Monday, December 11, 2006

This sucks!

I have been doing really well on the compulsive eating. I have only been eating when I am hungry. I haven't been overeating. For the most part I've been eating appropriate foods and that is where I apparently have screwed myself. I am not losing weight. I know that it has only been two weeks, and I've had my anniversary and some Christmas parties, but I've kicked butt in those situations. I went to a church potluck the other day and just got one plate of reasonable food, didn't go back for seconds, and only ate one dessert. That is huge compared to every other potluck situation I have had previously. The thing with this approach to compulsive eating is that you aren't supposed to fall into the diet mentality of NOT being able to have dessert or eat out or at parties. I know that consistently making poor food choices is also eating compulsively but I haven't been consistently making poor choices.

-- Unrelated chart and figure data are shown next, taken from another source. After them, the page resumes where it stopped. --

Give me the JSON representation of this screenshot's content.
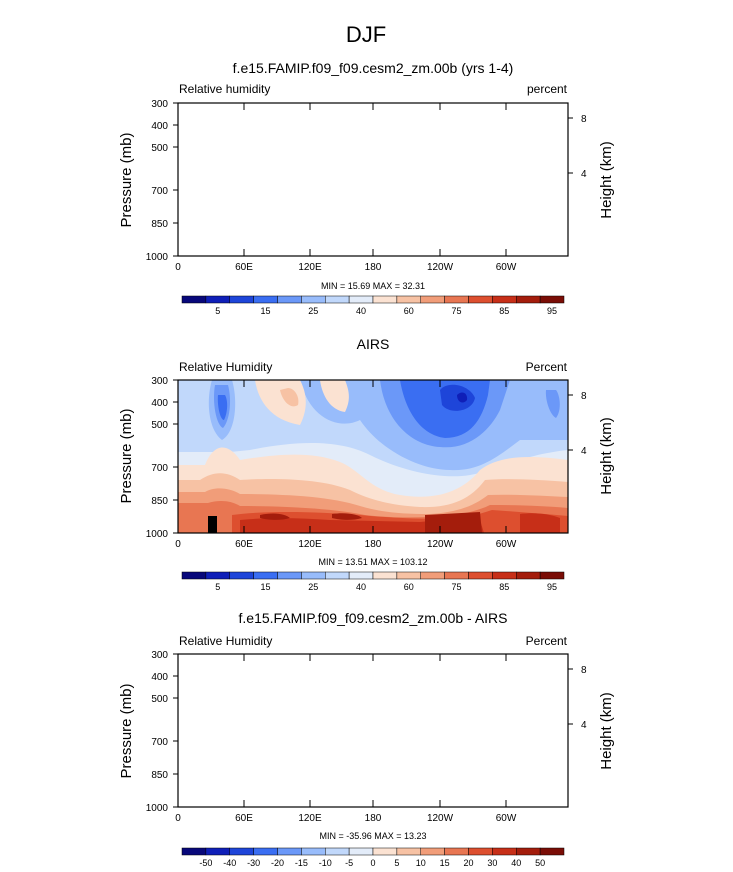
{
  "figure_title": "DJF",
  "chart_data": [
    {
      "type": "contour",
      "title": "f.e15.FAMIP.f09_f09.cesm2_zm.00b (yrs 1-4)",
      "left_label": "Relative humidity",
      "right_label": "percent",
      "ylabel": "Pressure (mb)",
      "y2label": "Height (km)",
      "y_ticks": [
        "300",
        "400",
        "500",
        "700",
        "850",
        "1000"
      ],
      "y2_ticks": [
        "8",
        "4"
      ],
      "x_ticks": [
        "0",
        "60E",
        "120E",
        "180",
        "120W",
        "60W"
      ],
      "minmax": "MIN =  15.69  MAX =  32.31",
      "colorbar_labels": [
        "5",
        "15",
        "25",
        "40",
        "60",
        "75",
        "85",
        "95"
      ],
      "filled": false
    },
    {
      "type": "contour",
      "title": "AIRS",
      "left_label": "Relative Humidity",
      "right_label": "Percent",
      "ylabel": "Pressure (mb)",
      "y2label": "Height (km)",
      "y_ticks": [
        "300",
        "400",
        "500",
        "700",
        "850",
        "1000"
      ],
      "y2_ticks": [
        "8",
        "4"
      ],
      "x_ticks": [
        "0",
        "60E",
        "120E",
        "180",
        "120W",
        "60W"
      ],
      "minmax": "MIN =  13.51  MAX =  103.12",
      "colorbar_labels": [
        "5",
        "15",
        "25",
        "40",
        "60",
        "75",
        "85",
        "95"
      ],
      "filled": true,
      "field_range": [
        13.51,
        103.12
      ]
    },
    {
      "type": "contour",
      "title": "f.e15.FAMIP.f09_f09.cesm2_zm.00b - AIRS",
      "left_label": "Relative Humidity",
      "right_label": "Percent",
      "ylabel": "Pressure (mb)",
      "y2label": "Height (km)",
      "y_ticks": [
        "300",
        "400",
        "500",
        "700",
        "850",
        "1000"
      ],
      "y2_ticks": [
        "8",
        "4"
      ],
      "x_ticks": [
        "0",
        "60E",
        "120E",
        "180",
        "120W",
        "60W"
      ],
      "minmax": "MIN = -35.96  MAX =  13.23",
      "colorbar_labels": [
        "-50",
        "-40",
        "-30",
        "-20",
        "-15",
        "-10",
        "-5",
        "0",
        "5",
        "10",
        "15",
        "20",
        "30",
        "40",
        "50"
      ],
      "filled": false
    }
  ],
  "colors": {
    "bar1": [
      "#08087a",
      "#0f1fb8",
      "#1e45d9",
      "#3a6ef2",
      "#6b98f8",
      "#98bcfb",
      "#c1d8fb",
      "#e3ecf9",
      "#fbe2d2",
      "#f7c2a4",
      "#f19d79",
      "#e87652",
      "#dd4f2f",
      "#c72f18",
      "#a41d0c",
      "#7a0d06"
    ],
    "bar3": [
      "#08087a",
      "#0f1fb8",
      "#1e45d9",
      "#3a6ef2",
      "#6b98f8",
      "#98bcfb",
      "#c1d8fb",
      "#e3ecf9",
      "#fbe2d2",
      "#f7c2a4",
      "#f19d79",
      "#e87652",
      "#dd4f2f",
      "#c72f18",
      "#a41d0c",
      "#7a0d06"
    ]
  }
}
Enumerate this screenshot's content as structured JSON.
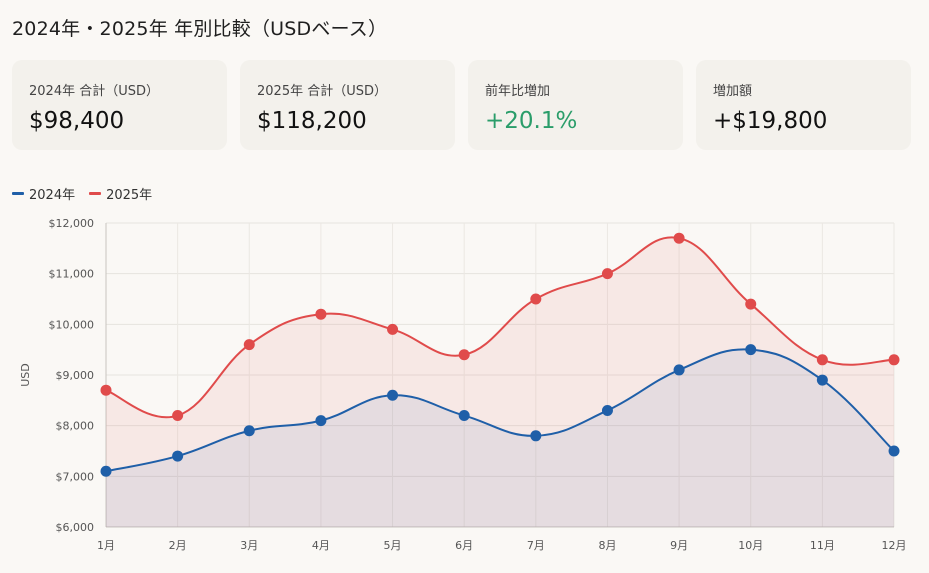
{
  "title": "2024年・2025年 年別比較（USDベース）",
  "cards": [
    {
      "label": "2024年 合計（USD）",
      "value": "$98,400"
    },
    {
      "label": "2025年 合計（USD）",
      "value": "$118,200"
    },
    {
      "label": "前年比増加",
      "value": "+20.1%"
    },
    {
      "label": "増加額",
      "value": "+$19,800"
    }
  ],
  "colors": {
    "series_2024": "#1f5fa8",
    "series_2025": "#e04b4b",
    "positive": "#2a9d6a"
  },
  "chart_data": {
    "type": "line",
    "categories": [
      "1月",
      "2月",
      "3月",
      "4月",
      "5月",
      "6月",
      "7月",
      "8月",
      "9月",
      "10月",
      "11月",
      "12月"
    ],
    "series": [
      {
        "name": "2024年",
        "values": [
          7100,
          7400,
          7900,
          8100,
          8600,
          8200,
          7800,
          8300,
          9100,
          9500,
          8900,
          7500
        ]
      },
      {
        "name": "2025年",
        "values": [
          8700,
          8200,
          9600,
          10200,
          9900,
          9400,
          10500,
          11000,
          11700,
          10400,
          9300,
          9300
        ]
      }
    ],
    "ylabel": "USD",
    "ylim": [
      6000,
      12000
    ],
    "yticks": [
      "$6,000",
      "$7,000",
      "$8,000",
      "$9,000",
      "$10,000",
      "$11,000",
      "$12,000"
    ],
    "grid": true,
    "legend": "top-left",
    "fill": "area"
  }
}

Now that I have ranted, here are some things that I think may be going on and how I plan to fix them. First of all, my allergies were acting up most of last week and I was taking medicine. I have moved off the medicine and am treating (pretty much successfully) with vitamins. I also haven't been very acitve at all. I am trying now to add fun activities like dancing to music with the girls or doing a few sun salutations. I am trying to ease into the exercise part of it because my body feels so cumbersome and I am feeling emotionally fragile and don't want to force myself to the gym. I want it to be fun. I also know that I have an insulin resistance issue and haven't been avoiding carbs. I am going to remind myself of this when I am choosing foods to fuel my body. Lastly, I wonder how powerful my addictive mind is and if on some level I am still creating this physical holding on of the weight so that I can eventually write this program off and continue to eat.

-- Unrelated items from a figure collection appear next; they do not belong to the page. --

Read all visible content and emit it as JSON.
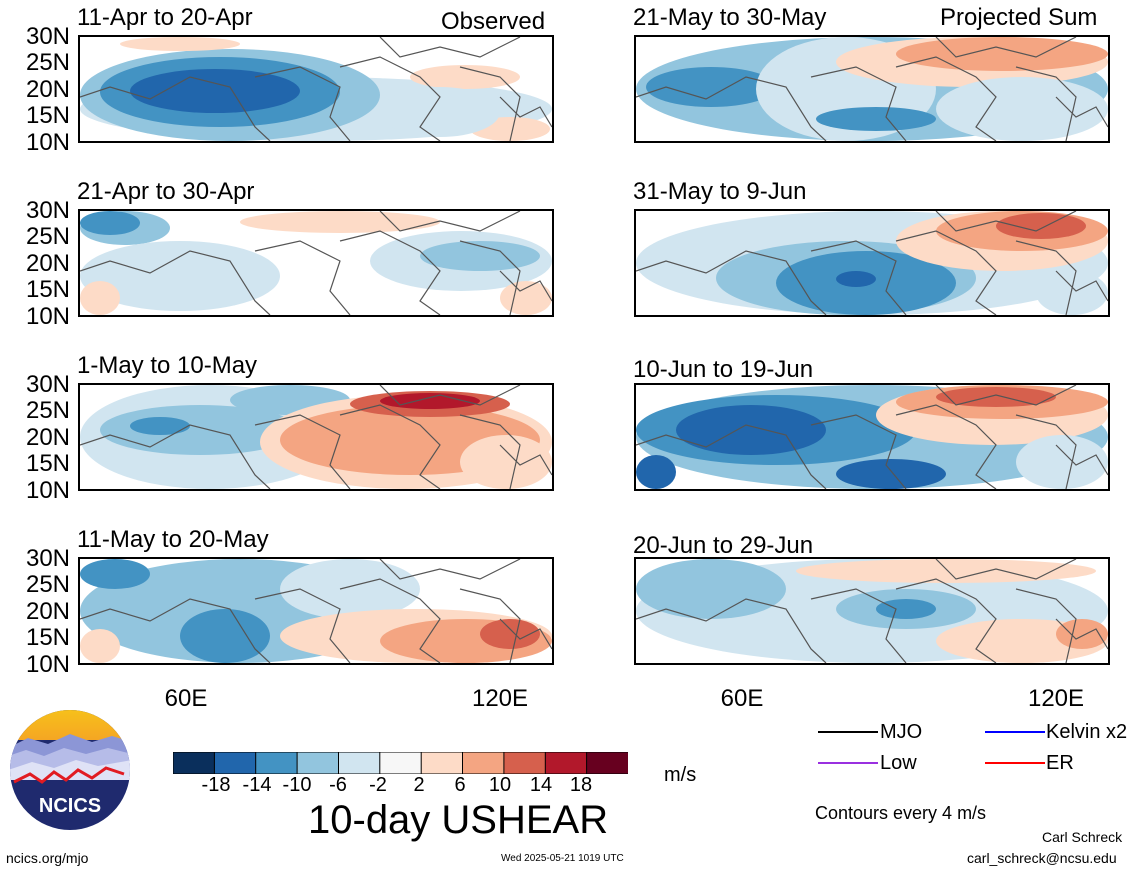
{
  "header": {
    "observed_label": "Observed",
    "projected_label": "Projected Sum"
  },
  "lat_labels": [
    "30N",
    "25N",
    "20N",
    "15N",
    "10N"
  ],
  "lon_labels": [
    "60E",
    "120E"
  ],
  "panels": [
    {
      "title": "11-Apr to 20-Apr",
      "pattern": "apr11"
    },
    {
      "title": "21-Apr to 30-Apr",
      "pattern": "apr21"
    },
    {
      "title": "1-May to 10-May",
      "pattern": "may01"
    },
    {
      "title": "11-May to 20-May",
      "pattern": "may11"
    },
    {
      "title": "21-May to 30-May",
      "pattern": "may21"
    },
    {
      "title": "31-May to 9-Jun",
      "pattern": "may31"
    },
    {
      "title": "10-Jun to 19-Jun",
      "pattern": "jun10"
    },
    {
      "title": "20-Jun to 29-Jun",
      "pattern": "jun20"
    }
  ],
  "colorbar": {
    "colors": [
      "#0a2f5c",
      "#2166ac",
      "#4393c3",
      "#92c5de",
      "#d1e5f0",
      "#f7f7f7",
      "#fddbc7",
      "#f4a582",
      "#d6604d",
      "#b2182b",
      "#67001f"
    ],
    "labels": [
      "-18",
      "-14",
      "-10",
      "-6",
      "-2",
      "2",
      "6",
      "10",
      "14",
      "18"
    ],
    "units": "m/s"
  },
  "main_title": "10-day USHEAR",
  "legend": {
    "items": [
      {
        "label": "MJO",
        "color": "#000000"
      },
      {
        "label": "Kelvin x2",
        "color": "#0000ff"
      },
      {
        "label": "Low",
        "color": "#9a30e0"
      },
      {
        "label": "ER",
        "color": "#ff0000"
      }
    ],
    "contours_note": "Contours every 4 m/s"
  },
  "logo": {
    "text": "NCICS"
  },
  "footer": {
    "url": "ncics.org/mjo",
    "timestamp": "Wed 2025-05-21 1019 UTC",
    "author": "Carl Schreck",
    "email": "carl_schreck@ncsu.edu"
  }
}
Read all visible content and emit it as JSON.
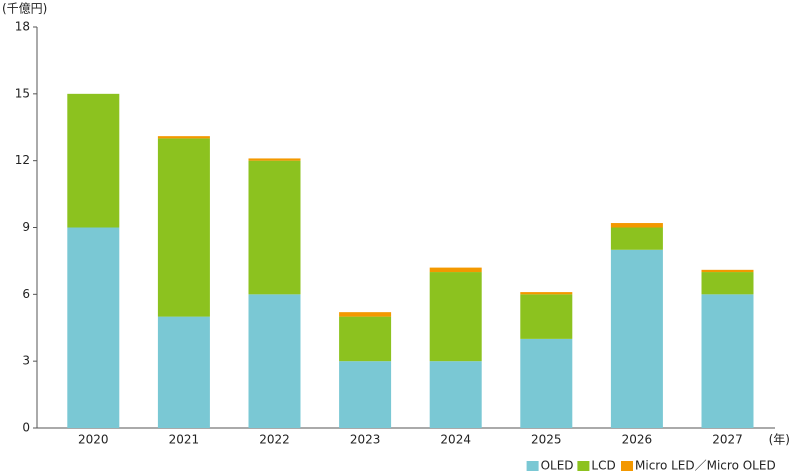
{
  "chart_data": {
    "type": "stacked_bar",
    "y_label": "(千億円)",
    "x_label": "(年)",
    "categories": [
      "2020",
      "2021",
      "2022",
      "2023",
      "2024",
      "2025",
      "2026",
      "2027"
    ],
    "series": [
      {
        "name": "OLED",
        "color": "#7ac8d4",
        "values": [
          9,
          5,
          6,
          3,
          3,
          4,
          8,
          6
        ]
      },
      {
        "name": "LCD",
        "color": "#8cc21f",
        "values": [
          6,
          8,
          6,
          2,
          4,
          2,
          1,
          1
        ]
      },
      {
        "name": "Micro LED／Micro OLED",
        "color": "#f39800",
        "values": [
          0,
          0.1,
          0.1,
          0.2,
          0.2,
          0.1,
          0.2,
          0.1
        ]
      }
    ],
    "ylim": [
      0,
      18
    ],
    "yticks": [
      0,
      3,
      6,
      9,
      12,
      15,
      18
    ],
    "legend": "bottom-right"
  }
}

I keep looking at my remember letter and benefit list to remind myself of what I AM achieving when I don't see all the other benefits that come only with the weight loss.

1 Comments:

At 5:07 PM, Blogger Unknown said...

Elaina - It was great to see you this week and to get back in touch with your journey with your blog. You are a constant inspiration to all of us on the path to -- well to what? To a healthy weight I guess, no . . . actually to a healthy relationship to food. I appreciate that you write your thoughts. It occurred to me that while you're not "GOING RAW" like the title of this blog suggested at the beginning, you are actually "GOING RAW" with your readers - stripping down to your heart with us on this food journey, which I really appreciate. The layers are there for all of us. Your journey speaks to us.

It's all a journey, no? Thank you for your work here.